2026-01-31

Introduction

Amazon is one of the largest and most traded companies in the stock market. Predicting stock prices is important for investors and financial analysts. Statistical models help us understand how different factors affect stock prices. In this project, we use regression analysis to predict Amazon’s stock price.

Data Description

We use historical Amazon stock data obtained from Yahoo Finance. The dataset includes daily stock prices and trading volume. In this analysis, the closing price is used as the variable we want to predict.

Amazon Stock Price Over Time

Note: The brown line shows a smoothed trend highlighting the overall movement of Amazon’s stock price.

Price and Trading Volume

Note: A log scale is used for trading volume to reduce the effect of extreme values.

Regression Model

We use Amazon’s closing stock price using a multiple linear regression model.

\[ Price = \beta_0 + \beta_1\, Volume + \beta_2 \, Time + \varepsilon \] where \(\beta_0\) is the intercept. \(\beta_1\) and \(\beta_2\) are regression coefficients, and \(\varepsilon\) represents random error.

Estimating the Model

The regression coefficients are estimated using the least squares method.

\[ \hat{\beta} = (X^\top X)^{-1} X^\top y \]

This formula finds the values of the coefficients that minimize the sum of squared errors between the observed and predicted stock prices.

Prediction on Recent Data

To evaluate prediction performance, the model is trained on historical data and tested on the most recent five years of observations.

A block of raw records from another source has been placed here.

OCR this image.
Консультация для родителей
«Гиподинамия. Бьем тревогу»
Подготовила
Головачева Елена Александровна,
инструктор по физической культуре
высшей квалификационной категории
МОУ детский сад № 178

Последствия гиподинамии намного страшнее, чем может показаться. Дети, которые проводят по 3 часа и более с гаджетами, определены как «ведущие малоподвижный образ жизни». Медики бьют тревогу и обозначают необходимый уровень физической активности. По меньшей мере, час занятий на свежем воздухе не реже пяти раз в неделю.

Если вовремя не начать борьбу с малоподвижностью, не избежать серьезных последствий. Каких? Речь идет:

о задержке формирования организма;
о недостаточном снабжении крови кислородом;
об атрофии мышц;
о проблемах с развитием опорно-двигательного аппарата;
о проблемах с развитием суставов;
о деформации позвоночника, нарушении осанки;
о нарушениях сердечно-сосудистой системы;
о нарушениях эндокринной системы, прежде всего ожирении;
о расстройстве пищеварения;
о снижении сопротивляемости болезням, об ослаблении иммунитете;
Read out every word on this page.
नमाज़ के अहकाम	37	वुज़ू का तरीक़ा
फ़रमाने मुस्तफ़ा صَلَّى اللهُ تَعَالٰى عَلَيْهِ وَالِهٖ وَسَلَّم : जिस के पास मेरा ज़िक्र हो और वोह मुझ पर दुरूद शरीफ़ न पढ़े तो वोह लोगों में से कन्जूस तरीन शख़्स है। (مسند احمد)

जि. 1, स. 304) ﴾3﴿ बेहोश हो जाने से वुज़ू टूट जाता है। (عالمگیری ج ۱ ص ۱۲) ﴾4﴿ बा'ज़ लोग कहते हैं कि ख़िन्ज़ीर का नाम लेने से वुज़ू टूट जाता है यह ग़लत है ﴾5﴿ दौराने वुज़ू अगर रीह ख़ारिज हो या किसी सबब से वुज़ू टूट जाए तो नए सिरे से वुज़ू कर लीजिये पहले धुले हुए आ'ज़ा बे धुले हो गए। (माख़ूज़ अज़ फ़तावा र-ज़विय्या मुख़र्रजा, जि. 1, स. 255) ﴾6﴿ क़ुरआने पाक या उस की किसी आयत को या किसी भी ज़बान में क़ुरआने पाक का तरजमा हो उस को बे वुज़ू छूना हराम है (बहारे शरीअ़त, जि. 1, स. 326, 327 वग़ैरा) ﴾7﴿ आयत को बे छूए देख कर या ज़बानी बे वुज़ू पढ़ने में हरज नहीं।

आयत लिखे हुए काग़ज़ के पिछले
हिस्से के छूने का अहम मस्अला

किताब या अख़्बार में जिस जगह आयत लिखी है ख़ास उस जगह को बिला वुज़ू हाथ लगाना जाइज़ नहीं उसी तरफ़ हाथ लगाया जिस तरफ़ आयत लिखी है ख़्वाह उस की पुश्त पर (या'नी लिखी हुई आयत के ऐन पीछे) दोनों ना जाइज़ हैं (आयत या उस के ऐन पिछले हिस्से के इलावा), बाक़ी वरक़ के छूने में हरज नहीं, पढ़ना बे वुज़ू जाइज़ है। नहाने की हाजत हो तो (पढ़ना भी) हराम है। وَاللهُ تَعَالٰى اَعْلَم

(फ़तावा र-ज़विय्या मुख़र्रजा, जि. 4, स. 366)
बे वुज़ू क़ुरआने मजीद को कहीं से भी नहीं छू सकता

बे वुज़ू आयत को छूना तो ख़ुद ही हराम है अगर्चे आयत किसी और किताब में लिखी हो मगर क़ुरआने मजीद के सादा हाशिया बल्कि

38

3D Visualization of the Regression Model

R Code Used for 3D Visualization

# Fit regression model
model <- lm(close ~ volume + time_years, data = df)

# Create grid for prediction
vol_seq <- seq(min(df$volume), max(df$volume), length.out = 30)
t_seq <- seq(min(df$time_years), max(df$time_years), length.out = 30)

grid <- expand.grid(volume = vol_seq, time_years = t_seq)
grid$close_pred <- predict(model, newdata = grid)

plot_ly() %>%
  add_markers(
    x = df$volume,
    y = df$time_years,
    z = df$close,
    marker = list(size = 1),
    name = "Observed Prices") %>%
  layout(
    scene = list(
      xaxis = list(title = "Trading Volume"),
      yaxis = list(title = "Time (years)"),
      zaxis = list(title = "Closing Price")
    )
  )

Conclusion

This project used regression analysis to model and predict Amazon’s stock price. The results show that trading volume and time help explain price movements. Out-of-sample prediction demonstrates how the model performs on unseen data. Overall, regression provides a useful statistical framework for stock analysis.